James Simpson remained a bachelor till
the day of his death. In habits he was strictly temperate. In politics he
always affiliated with the Democrats and when the war of secession broke out in
1861 he was a warm southern sympathizer, and on account of his declining years
he never lived to see the Union restored. The only society to which he
belonged was the Good Templars. He was a man of considerable means and fair
education and always enjoyed his bachelorhood either in hunting or reading.
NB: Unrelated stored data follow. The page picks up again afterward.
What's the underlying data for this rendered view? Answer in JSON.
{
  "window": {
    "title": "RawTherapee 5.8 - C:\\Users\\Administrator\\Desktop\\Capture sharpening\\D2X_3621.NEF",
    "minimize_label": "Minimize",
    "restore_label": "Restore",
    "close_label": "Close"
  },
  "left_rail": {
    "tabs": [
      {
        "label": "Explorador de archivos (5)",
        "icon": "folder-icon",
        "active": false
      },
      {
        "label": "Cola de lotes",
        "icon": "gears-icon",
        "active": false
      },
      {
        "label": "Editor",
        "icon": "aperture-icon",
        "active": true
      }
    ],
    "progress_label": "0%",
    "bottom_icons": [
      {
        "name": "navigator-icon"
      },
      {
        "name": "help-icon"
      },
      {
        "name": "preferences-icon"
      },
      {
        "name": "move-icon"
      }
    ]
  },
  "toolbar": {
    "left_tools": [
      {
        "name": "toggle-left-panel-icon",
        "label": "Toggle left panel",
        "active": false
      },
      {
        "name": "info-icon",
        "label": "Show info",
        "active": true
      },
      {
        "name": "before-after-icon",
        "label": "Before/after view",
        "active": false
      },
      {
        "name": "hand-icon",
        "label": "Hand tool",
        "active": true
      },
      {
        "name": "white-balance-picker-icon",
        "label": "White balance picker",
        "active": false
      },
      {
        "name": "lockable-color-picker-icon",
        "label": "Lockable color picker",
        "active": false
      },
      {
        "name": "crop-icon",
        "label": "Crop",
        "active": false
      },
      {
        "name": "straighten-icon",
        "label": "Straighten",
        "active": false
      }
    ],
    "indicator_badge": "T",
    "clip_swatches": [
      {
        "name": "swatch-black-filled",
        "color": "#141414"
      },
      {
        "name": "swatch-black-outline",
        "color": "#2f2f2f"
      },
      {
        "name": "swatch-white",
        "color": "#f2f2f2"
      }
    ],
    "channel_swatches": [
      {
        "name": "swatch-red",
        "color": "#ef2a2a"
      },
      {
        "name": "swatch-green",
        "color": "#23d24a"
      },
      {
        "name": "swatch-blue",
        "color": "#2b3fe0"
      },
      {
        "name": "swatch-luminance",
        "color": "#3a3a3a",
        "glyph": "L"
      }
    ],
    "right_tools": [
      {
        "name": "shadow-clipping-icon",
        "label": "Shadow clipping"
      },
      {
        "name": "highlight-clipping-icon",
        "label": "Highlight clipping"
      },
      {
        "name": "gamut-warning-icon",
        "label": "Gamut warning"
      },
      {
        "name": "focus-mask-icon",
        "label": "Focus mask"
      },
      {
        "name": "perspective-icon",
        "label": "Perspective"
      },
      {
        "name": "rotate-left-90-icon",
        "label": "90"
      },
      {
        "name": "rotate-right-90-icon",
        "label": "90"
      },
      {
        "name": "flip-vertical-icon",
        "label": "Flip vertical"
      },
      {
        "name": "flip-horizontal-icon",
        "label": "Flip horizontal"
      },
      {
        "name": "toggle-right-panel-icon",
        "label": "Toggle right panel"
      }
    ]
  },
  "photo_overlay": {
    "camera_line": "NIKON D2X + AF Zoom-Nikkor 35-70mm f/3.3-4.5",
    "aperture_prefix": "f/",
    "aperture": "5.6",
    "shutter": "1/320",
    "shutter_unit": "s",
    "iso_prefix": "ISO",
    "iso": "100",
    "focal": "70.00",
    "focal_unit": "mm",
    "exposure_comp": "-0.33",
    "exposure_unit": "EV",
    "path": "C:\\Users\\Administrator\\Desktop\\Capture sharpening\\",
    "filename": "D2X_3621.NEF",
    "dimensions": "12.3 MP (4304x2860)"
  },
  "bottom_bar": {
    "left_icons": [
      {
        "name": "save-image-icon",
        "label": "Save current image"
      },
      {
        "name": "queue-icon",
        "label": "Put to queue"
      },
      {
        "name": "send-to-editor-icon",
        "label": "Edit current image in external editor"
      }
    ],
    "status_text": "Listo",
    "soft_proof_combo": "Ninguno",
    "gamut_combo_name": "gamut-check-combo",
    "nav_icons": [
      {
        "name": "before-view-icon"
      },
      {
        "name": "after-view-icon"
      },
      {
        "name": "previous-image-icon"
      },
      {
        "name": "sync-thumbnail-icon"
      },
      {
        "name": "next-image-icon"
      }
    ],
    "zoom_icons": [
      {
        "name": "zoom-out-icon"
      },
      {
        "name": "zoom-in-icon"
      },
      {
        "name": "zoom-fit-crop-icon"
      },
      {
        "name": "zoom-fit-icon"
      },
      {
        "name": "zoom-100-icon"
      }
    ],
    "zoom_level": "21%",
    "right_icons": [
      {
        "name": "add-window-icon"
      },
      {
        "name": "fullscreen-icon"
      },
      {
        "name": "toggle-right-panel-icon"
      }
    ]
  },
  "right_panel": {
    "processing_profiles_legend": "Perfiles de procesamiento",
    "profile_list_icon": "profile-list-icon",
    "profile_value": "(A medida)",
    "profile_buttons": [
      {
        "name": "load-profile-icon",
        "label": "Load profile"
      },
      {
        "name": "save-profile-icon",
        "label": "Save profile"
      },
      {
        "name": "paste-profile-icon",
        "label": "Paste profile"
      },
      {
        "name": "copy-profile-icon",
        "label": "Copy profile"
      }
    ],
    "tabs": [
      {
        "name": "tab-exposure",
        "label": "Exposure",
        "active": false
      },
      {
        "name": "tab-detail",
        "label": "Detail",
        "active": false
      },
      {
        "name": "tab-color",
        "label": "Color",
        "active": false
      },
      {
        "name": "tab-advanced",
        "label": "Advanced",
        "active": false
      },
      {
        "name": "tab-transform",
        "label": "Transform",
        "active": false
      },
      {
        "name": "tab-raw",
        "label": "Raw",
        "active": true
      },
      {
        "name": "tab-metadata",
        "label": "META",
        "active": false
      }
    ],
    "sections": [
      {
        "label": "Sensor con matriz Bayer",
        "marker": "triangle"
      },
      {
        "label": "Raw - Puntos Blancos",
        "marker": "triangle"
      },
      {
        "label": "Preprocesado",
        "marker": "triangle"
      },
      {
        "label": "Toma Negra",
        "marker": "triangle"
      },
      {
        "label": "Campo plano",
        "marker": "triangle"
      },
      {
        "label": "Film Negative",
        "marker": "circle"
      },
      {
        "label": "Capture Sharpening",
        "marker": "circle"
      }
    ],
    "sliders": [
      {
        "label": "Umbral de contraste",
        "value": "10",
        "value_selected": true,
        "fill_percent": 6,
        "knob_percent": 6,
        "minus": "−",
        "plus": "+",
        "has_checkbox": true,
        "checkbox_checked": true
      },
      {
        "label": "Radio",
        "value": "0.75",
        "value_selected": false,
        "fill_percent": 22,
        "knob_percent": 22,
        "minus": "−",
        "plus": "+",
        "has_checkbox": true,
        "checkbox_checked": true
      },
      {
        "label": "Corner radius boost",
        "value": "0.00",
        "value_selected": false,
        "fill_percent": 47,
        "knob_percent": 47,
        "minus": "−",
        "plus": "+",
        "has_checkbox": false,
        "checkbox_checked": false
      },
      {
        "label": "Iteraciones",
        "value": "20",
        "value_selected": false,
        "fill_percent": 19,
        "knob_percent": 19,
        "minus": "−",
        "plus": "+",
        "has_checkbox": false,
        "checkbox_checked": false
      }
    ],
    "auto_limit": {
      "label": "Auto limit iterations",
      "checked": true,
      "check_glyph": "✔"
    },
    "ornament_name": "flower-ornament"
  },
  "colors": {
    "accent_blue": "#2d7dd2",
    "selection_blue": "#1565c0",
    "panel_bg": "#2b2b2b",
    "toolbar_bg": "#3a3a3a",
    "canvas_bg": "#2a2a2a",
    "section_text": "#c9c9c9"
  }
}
Although peculiar, yet dignified and self-possessed as old bachelors generally
are, he was kind and liberal towards his fellow creatures, and truly felt with
Pope:
“Good nature and good sense must ever join;
To err is human, to forgive divine.”
He took considerable interest in the
introduction of fine stock from Kentucky to his neighborhood, and was one of
the leading men in the agricultural and county fair interests. At an early
day before railroad facilities were available he went to Kentucky and brought
back a large lot of the best blooded cattle and horses. One of his fondest
enjoyments was the chase. Very different from the early hunters, in the
respect that he would not keep any noisy dogs about him, and instead of the
common yelping hounds he kept his pack of favorite gray hounds, which afforded
him great pleasure. Although his hunting had not the picturesqueness of a
Walter Scott Chase, yet the lowliness of the beautiful prairies, stretching
away unbounded over which in perfect freedom gamboled the wild deer, was to him
a "happy hunting ground." His fleet gray hounds took in a deer
almost at his desire, and his table was always spread with venison and the
delicacies of that day. Since we can not say he had a wife and family upon
whom to bestow affection, it may be truly said of ‘Squire Simpson that he loved
his gun and dog. For some time he was justice of the peace and hence the title
'Squire.
Several years ago there were but three
families of the dense settlement but what were intimately related to the
Simpsons. The following families belong to the Simpson extraction: Browns,
Ramseys, Youngs, Shepherds, Collins, Fosters, Herndons, Roberts, Roaches,
Hamleys, Cheathams, Offutts, Profitts, Mulkeys, and Colberns. Strange as it
seems, there is not one living to perpetuate the name Simpson. Wm. Simpson, a
brother, was a negro slave dealer and was murdered for his money by a man named
Hoe in Kentucky. The last one that lived was James B. Simpson, a nephew and a
captain in the rebel army during the war of 1861. He returned after the war,
kept hotel a short time in Warrensburg and afterwards died near Columbus in
this county. With his death the family name became extinct.
Simpson township is bounded on the
north by Lafayette county, on the east by Grover township, on the south by
Washington and Warrensburg townships and on the west by Hazel Hill township.